Mozambique agrees to pay corrupt Brazil debt -in exchange for support for Security Council seat
Mozambique has agreed to repay $224 mn in corrupt loans from Brazil, apparently in exchange for Brazilian support for Mozambique to be elected in 2022 to one of the non-permanent seats on the UN Security Council. The deal was made in a internet meeting on 11 February between the Mozambican foreign minister, Verónica Macamo, and her Brazilian counterpart Ernesto Araújo. Interestingly, it appears that Finance and Justice ministry people were not present. The meeting concluded with statements that Brazil would support Mozambique for the Security Council seat, and Mozambique would repay if the debt was restructured to have a longer repayment time and no extra interest for defaulting.
Mozambique refused to repay loans to the Brazilian development bank BNDES for two major projects with contractors caught up in the lava jato (car wash) scandal - Odebrecht and Andrade Gutierrez.
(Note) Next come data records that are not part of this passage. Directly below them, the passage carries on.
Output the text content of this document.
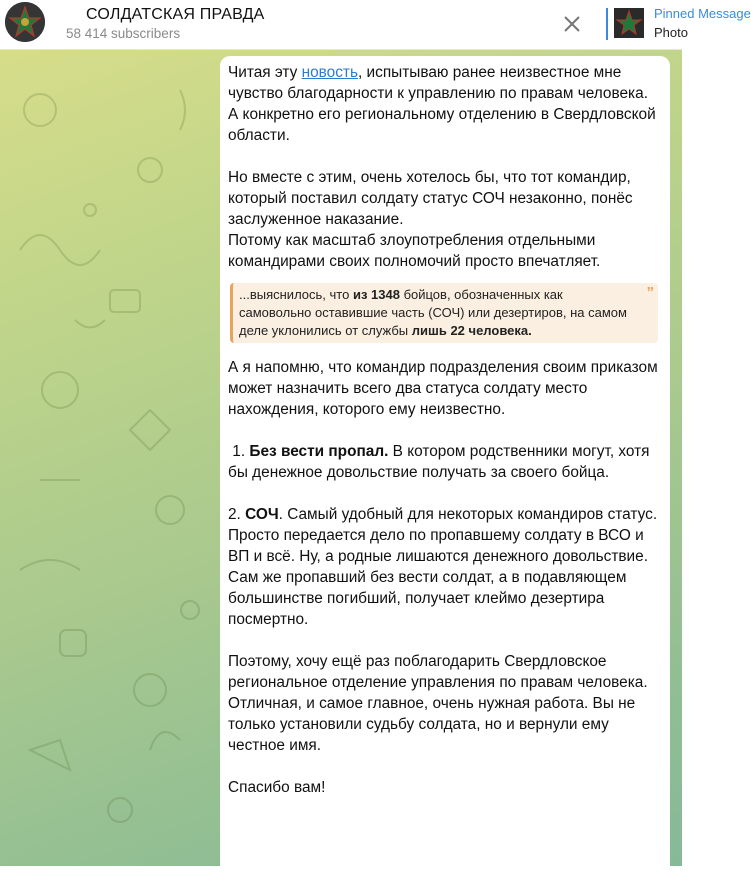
СОЛДАТСКАЯ ПРАВДА
58 414 subscribers
Pinned Message
Photo

Читая эту новость, испытываю ранее неизвестное мне чувство благодарности к управлению по правам человека. А конкретно его региональному отделению в Свердловской области.

Но вместе с этим, очень хотелось бы, что тот командир, который поставил солдату статус СОЧ незаконно, понёс заслуженное наказание.

Потому как масштаб злоупотребления отдельными командирами своих полномочий просто впечатляет.

...выяснилось, что из 1348 бойцов, обозначенных как самовольно оставившие часть (СОЧ) или дезертиров, на самом деле уклонились от службы лишь 22 человека.
”

А я напомню, что командир подразделения своим приказом может назначить всего два статуса солдату место нахождения, которого ему неизвестно.

1. Без вести пропал. В котором родственники могут, хотя бы денежное довольствие получать за своего бойца.

2. СОЧ. Самый удобный для некоторых командиров статус. Просто передается дело по пропавшему солдату в ВСО и ВП и всё. Ну, а родные лишаются денежного довольствие. Сам же пропавший без вести солдат, а в подавляющем большинстве погибший, получает клеймо дезертира посмертно.

Поэтому, хочу ещё раз поблагодарить Свердловское региональное отделение управления по правам человека.

Отличная, и самое главное, очень нужная работа. Вы не только установили судьбу солдата, но и вернули ему честное имя.

Спасибо вам!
Both were considered in default, and Brazil's Export Guarantee Fund began paying BNDES in 2017.
One non-payment is for $177 mn for Nacala airport, now an unused white elephant. The project was promoted and constructed by the Brazilian company Odebrecht, which has admitted in a settlement with US authorities it paid a $900,000 bribe to Mozambicans to gain agreement and 0.1% of the value of the contract to an official of the Brazilian president's foreign trade office to gain approval of the BNDES loan. Details of the Odebrecht US settlement showed how cheap it is to bribe Mozambicans, who cost less than any other country Odebrecht was dealing with. The bribe was 0.5% of the airport's inflated costs. Former Transport Minister Paulo Zucula has been charged with accepting $315,000 in bribes. Former Finance Minister Manuel Chang, still in detention in South Africa as part of competing extradition requests, is charged with taking a bribe of $250,000.
The other non-payment is for the Moamba Major dam, now paralyzed because the Brazilians halted the work because of Andrade Gutierrez. Ironically the dam is urgently needed to provide water to Maputo, and there are no suggestions of corruption on the Mozambican side, but Gutierrez was heavily involved in corruption in Brazil. On 29 October 2020 President Filipe Nyusi said the government was still trying to find the funds to resume work on the dam. But it appears China has turned down requests for funding.
For more than a year, Mozambique has been quietly lobbying for one of the African seats on the Security Council, and now appears to have the backing of the African Union. President Nyusi told the African Union virtual summit on 6 February that Mozambique had applied for the place.